|M.Sc Student||Fireman Liza|
|Subject||The Complexity of SIMD Alignment|
|Department||Department of Computer Science||Supervisor||Professor Erez Petrank|
Optimizing programs for modern multiprocessor or vector platforms is a major important challenge for compilers today. Various problems in this domain are not yet thoroughly understood. In this work, we focus on one such problem: the SIMD Alignment problem. In this problem we are given a code that includes a loop with misaligned references. Such a code requires additional realignment operations to allow parallelization on SIMD architectures because of SIMD alignment constraints. The realigning of data is achieved by shifting streams of data after reading them into the SIMD registers and before applying the SIMD operations. Shifts are executed inside the loop and therefore affect the performance significantly. The problem is to automatically reorganize data streams to satisfy the alignment requirements imposed by the hardware with a minimum number of shift executions.

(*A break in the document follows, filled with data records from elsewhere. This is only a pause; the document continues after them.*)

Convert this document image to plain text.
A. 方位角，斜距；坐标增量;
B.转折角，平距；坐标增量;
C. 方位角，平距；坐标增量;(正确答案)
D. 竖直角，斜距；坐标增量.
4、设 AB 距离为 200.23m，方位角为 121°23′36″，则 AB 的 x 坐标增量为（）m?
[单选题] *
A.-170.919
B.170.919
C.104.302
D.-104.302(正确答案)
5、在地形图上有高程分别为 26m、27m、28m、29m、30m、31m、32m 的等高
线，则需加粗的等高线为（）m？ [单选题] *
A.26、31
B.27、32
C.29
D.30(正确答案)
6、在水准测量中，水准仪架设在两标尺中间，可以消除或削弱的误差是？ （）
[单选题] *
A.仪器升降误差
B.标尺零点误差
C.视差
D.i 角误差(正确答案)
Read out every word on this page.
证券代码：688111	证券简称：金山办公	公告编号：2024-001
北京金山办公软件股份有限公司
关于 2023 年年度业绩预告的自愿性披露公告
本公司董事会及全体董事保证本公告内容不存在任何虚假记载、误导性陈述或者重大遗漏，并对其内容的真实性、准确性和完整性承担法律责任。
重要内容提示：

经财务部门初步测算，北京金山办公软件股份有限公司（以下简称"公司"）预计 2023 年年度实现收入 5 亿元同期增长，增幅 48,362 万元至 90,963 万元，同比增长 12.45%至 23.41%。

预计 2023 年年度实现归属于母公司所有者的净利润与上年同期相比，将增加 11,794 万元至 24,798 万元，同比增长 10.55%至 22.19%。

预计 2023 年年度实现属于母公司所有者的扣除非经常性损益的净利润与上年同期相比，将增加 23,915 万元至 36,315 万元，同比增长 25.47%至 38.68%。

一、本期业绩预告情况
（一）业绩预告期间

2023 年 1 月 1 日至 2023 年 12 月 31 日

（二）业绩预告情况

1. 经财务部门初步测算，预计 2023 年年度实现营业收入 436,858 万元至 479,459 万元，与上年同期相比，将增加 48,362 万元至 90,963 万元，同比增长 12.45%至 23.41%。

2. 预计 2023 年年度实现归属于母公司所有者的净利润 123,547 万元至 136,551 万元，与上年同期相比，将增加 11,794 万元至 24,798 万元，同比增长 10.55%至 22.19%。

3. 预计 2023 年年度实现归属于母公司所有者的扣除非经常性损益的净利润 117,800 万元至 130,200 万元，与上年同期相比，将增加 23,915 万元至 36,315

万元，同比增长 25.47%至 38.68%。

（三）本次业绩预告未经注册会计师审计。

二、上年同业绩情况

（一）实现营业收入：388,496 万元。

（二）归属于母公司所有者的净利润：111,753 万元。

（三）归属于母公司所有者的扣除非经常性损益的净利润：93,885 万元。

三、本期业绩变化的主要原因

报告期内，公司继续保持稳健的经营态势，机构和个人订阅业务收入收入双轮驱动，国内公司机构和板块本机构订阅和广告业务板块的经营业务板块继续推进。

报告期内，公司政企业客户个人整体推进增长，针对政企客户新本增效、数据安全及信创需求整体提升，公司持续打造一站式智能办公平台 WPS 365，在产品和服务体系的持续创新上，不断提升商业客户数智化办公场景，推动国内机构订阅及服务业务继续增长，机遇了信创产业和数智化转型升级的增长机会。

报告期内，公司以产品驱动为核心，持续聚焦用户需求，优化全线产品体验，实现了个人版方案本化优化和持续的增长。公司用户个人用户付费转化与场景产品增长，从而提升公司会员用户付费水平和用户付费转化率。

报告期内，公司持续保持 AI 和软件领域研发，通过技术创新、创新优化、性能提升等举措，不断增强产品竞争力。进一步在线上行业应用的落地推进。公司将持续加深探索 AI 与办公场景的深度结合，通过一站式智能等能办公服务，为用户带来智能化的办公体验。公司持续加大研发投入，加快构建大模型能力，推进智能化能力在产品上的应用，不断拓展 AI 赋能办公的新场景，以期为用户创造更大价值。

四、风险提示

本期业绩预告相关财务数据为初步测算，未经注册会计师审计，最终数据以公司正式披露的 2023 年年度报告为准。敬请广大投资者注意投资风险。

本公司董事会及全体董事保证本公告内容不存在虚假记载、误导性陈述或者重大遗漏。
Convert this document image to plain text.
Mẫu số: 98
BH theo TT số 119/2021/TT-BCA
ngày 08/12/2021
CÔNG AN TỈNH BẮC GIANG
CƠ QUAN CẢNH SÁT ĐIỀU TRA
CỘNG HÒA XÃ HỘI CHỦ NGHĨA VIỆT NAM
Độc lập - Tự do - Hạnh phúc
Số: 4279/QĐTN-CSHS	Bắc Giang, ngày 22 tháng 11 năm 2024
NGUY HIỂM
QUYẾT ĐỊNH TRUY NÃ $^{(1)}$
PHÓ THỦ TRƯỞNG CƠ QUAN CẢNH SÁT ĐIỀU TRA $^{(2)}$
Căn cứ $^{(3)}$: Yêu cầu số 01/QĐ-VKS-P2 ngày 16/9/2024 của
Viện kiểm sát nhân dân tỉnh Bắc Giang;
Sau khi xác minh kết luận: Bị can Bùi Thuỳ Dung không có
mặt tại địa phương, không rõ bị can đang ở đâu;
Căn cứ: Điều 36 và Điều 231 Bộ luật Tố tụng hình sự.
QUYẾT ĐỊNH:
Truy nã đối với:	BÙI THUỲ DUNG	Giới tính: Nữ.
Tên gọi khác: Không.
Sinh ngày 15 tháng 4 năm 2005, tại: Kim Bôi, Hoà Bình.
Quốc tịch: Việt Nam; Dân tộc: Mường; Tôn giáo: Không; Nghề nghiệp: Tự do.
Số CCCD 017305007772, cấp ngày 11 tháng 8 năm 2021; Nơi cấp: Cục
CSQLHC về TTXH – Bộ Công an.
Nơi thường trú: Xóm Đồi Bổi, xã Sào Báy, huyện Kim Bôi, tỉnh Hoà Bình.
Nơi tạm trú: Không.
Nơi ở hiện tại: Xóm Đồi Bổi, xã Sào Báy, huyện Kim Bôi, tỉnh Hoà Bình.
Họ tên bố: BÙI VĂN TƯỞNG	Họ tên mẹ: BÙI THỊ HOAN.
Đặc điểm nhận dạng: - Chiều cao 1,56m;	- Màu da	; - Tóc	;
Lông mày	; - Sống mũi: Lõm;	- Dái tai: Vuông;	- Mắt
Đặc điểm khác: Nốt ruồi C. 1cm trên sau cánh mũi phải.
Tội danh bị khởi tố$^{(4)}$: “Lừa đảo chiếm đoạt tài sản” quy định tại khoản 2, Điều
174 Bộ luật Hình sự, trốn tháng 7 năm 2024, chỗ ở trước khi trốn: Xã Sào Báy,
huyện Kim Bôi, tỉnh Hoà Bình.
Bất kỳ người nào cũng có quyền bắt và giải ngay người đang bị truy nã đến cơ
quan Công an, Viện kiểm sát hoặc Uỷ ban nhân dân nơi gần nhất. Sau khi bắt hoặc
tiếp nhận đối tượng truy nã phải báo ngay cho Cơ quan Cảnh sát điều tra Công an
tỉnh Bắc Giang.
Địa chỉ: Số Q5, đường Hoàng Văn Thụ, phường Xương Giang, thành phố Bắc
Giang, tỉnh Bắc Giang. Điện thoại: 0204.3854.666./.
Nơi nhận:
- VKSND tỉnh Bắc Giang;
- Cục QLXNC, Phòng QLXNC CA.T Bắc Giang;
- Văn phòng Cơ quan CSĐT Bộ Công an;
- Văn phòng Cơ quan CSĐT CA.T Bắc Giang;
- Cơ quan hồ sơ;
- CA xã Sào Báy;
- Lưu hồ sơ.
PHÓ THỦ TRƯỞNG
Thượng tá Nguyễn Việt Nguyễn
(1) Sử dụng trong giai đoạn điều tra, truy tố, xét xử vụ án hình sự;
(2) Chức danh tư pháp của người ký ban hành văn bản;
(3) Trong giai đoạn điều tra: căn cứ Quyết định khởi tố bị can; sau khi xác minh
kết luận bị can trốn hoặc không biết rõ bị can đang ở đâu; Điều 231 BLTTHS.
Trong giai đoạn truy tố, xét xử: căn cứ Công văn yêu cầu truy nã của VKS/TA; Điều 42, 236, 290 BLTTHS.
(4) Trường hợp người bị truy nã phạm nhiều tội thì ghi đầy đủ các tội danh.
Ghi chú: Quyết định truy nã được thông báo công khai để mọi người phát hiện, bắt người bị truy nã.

Previously, only heuristics were used to solve this problem, without any guarantees on the number of shifts in the obtained solution. We study two interesting and realistic special cases of the SIMD Alignment problem and present two novel and efficient algorithms that solve the problem optimally for these two cases. In the first case, we deal with expressions whose number of different alignments is not restricted, but their graph representation form a tree and any array appears in the expression at most once. For this special case we show a polynomial-time algorithm using dynamic programming. In the second case, the graph representation can be any DAG, but we restrict the expression to contain only two distinct predetermined alignments associated with the input and output operands. We use a Minimum-Cut/Maximum-Flow algorithm as a subroutine.
We also discuss the relation between the SIMD Alignment problem and the Multiway Cut and Node Multiway Cut problems. We show how to achieve an approximated solution to the SIMD Alignment problem based on approximation algorithms to these two known problems.